New to our garden this year is rainbow chard, a mix of red, orange, pink, yellow, and white with bold and streaked leaves (organic seeds by High Mowing, one of Vermont’s finest organic farms.) The chard is both visually appealing and abundant. For dinner the other night, we made a rainbow chard and kalamata olive pizza on an Against The Grain Gourmet pizza shell. We all agreed that it was one of our best veggie pizza combinations yet.
Instead of using a tomato base, I sautéed fresh small white onions with rainbow chard and topped the pizza with a one-to-one mixture of low fat mozzarella and parmesan cheese.
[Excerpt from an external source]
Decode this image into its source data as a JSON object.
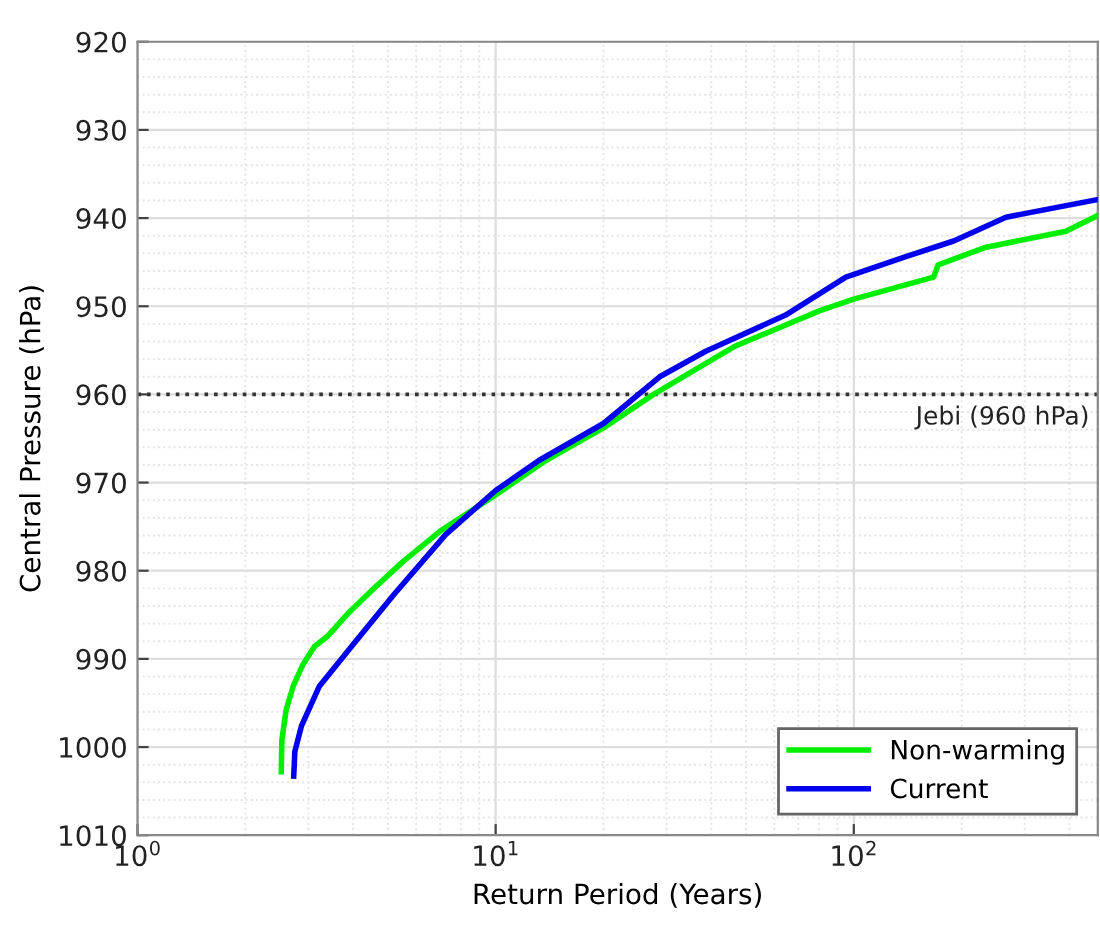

And while I can’t claim that the veggies were entirely local because I can’t grow kalamata olives here in Vermont (well, maybe I will someday if the trend toward hotter and hotter weather continues in Vermont,) my brother is growing a bumper crop of them in South Carolina.
Photo by Geoff Woodard
Rainbow Chard and Kalamata Olive Pizza
Serves 4 with two ample slices each
A good handful of rainbow chard (approximately 30 leaves with stalks)
Six small white onions
2 Tablespoons canola oil
1 C cheese mixture of low-fat mozzarella and freshly grated parmesan cheese
½ C chopped kalamata olives
1 Against The Grain Gourmet Pizza Shell (defrosted)
Directions:
1. Preheat oven to 375 degrees.
2. Sautee onions and chard in canola oil until the stems are barely tender (approximately 10 minutes.)
3. Spread sautéed mixture evenly on pizza shell.
4. Sprinkle cheese to taste and top with chopped olives.
5. Bake directly on middle oven rack for 25 minutes.
6. Go outside and sit on the porch while it is baking ‘cause the kitchen gets HOT.
7. Allow to cool for several minutes, slice, and enjoy!
1 comment:
Thanks for the recipe, looks mouth watering and I can't wait to try it. I will have to buy my ingredients, don't have a garden as of yet. Husband has promised me next year, since I am being very successful with my new flower and herb garden.